Uit: de Profeet (Kahlil Gibran)
En een oude priester zei: Spreek tot ons over godsdienst.
En hij zeide:
Heb ik deze dag over iets anders gesproken?
Is godsdienst niet iedere daad en iedere bespiegeling,
en wat geen daad noch bespiegeling is, maar een wonder en een verrassing die eeuwig in de ziel opborrelt, zelfs terwijl de handen de steen houwen of het weefgetouw bedienen?

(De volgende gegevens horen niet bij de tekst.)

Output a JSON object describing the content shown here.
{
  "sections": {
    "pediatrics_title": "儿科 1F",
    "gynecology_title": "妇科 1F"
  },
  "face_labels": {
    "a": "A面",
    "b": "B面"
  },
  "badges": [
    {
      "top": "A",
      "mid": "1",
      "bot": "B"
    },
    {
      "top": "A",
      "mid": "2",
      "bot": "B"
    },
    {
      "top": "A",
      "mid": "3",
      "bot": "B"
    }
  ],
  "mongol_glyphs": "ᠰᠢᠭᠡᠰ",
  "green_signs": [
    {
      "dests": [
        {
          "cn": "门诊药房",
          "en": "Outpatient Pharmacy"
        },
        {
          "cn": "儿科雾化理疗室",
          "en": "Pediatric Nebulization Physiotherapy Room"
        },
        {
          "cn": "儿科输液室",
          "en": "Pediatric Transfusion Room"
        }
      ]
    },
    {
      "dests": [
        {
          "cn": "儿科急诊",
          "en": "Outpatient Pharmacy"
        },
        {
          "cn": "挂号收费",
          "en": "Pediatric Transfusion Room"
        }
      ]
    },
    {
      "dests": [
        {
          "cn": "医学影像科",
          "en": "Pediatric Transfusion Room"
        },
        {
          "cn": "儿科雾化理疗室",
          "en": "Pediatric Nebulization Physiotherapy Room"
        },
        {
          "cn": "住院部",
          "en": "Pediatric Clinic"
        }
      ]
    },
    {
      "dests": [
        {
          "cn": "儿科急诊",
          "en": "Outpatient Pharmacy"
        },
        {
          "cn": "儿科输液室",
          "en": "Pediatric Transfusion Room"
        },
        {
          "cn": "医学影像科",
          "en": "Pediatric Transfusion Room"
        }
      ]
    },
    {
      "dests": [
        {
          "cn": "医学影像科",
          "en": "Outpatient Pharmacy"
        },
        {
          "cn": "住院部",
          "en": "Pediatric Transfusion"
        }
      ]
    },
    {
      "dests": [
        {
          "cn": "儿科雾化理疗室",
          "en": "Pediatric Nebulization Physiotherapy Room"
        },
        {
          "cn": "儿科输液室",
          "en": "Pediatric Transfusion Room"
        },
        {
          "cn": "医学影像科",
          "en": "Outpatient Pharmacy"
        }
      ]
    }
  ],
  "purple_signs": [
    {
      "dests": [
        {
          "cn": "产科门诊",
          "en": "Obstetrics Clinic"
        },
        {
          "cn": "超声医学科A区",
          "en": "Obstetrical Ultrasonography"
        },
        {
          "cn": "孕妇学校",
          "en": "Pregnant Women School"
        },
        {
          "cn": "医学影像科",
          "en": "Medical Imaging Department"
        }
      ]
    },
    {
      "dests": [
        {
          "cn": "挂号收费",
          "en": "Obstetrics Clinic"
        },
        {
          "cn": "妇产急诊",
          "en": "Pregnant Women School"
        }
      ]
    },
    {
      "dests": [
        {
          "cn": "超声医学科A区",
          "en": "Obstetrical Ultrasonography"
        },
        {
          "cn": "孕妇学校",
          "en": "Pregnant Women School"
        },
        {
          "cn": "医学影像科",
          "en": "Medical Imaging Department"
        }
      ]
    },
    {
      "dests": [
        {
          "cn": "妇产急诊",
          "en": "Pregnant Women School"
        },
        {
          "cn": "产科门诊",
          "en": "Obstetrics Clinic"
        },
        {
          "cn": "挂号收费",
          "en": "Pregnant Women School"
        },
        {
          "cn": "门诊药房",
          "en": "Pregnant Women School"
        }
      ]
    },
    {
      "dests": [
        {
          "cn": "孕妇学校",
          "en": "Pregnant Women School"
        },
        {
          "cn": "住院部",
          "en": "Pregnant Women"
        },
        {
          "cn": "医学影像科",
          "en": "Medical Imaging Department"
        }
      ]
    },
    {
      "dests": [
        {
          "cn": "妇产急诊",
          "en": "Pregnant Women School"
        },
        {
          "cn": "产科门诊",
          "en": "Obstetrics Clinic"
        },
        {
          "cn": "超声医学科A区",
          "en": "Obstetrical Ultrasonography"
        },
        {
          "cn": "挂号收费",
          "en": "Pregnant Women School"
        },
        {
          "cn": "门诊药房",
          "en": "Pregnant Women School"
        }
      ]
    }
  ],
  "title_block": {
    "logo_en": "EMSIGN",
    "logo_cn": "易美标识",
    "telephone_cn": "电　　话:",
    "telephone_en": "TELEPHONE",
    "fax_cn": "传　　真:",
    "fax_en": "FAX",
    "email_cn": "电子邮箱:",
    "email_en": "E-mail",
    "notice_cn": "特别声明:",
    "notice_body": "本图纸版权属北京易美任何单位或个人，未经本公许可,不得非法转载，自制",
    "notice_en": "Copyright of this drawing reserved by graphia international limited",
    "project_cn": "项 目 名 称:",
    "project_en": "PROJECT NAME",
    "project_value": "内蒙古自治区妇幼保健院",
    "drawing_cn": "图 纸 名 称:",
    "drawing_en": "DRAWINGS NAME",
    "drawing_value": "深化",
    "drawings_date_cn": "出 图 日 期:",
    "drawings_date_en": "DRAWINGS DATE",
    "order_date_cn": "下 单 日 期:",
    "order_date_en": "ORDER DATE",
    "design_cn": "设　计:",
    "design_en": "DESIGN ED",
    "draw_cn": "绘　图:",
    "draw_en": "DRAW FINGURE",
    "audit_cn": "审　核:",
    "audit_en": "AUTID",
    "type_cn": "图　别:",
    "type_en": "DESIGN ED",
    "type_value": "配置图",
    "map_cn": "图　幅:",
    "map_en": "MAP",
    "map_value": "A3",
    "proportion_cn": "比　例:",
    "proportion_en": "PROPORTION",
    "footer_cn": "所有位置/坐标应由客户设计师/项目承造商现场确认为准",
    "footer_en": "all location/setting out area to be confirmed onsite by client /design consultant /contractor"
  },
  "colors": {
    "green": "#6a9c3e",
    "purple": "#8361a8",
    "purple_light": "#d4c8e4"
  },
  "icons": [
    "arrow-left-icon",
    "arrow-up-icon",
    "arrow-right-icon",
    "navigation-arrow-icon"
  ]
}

Wie kan zijn geloof scheiden van zijn daden, of zijn mening van zijn bezigheid?
Wie kan zijn uren voor zich uitspreiden, zeggende: ‘Dit uur voor God en dat voor mijzelf, dit voor mijn ziel en dat voor mijn lichaam?’
Al je uren zijn vleugelen die door de ruimte zweven, van zelf naar zelf.
Hij die zijn zedelijkheid als zijn beste kleed draagt, zou beter naakt kunnen zijn.
De wind en de zon zullen geen gaten in zijn huid trekken.
En wie zijn gedrag bepalen laat door zijn zedeleer, zet zijn zang-vogel in een kooi gevangen.
Het vrije lied komt niet door tralies en draden.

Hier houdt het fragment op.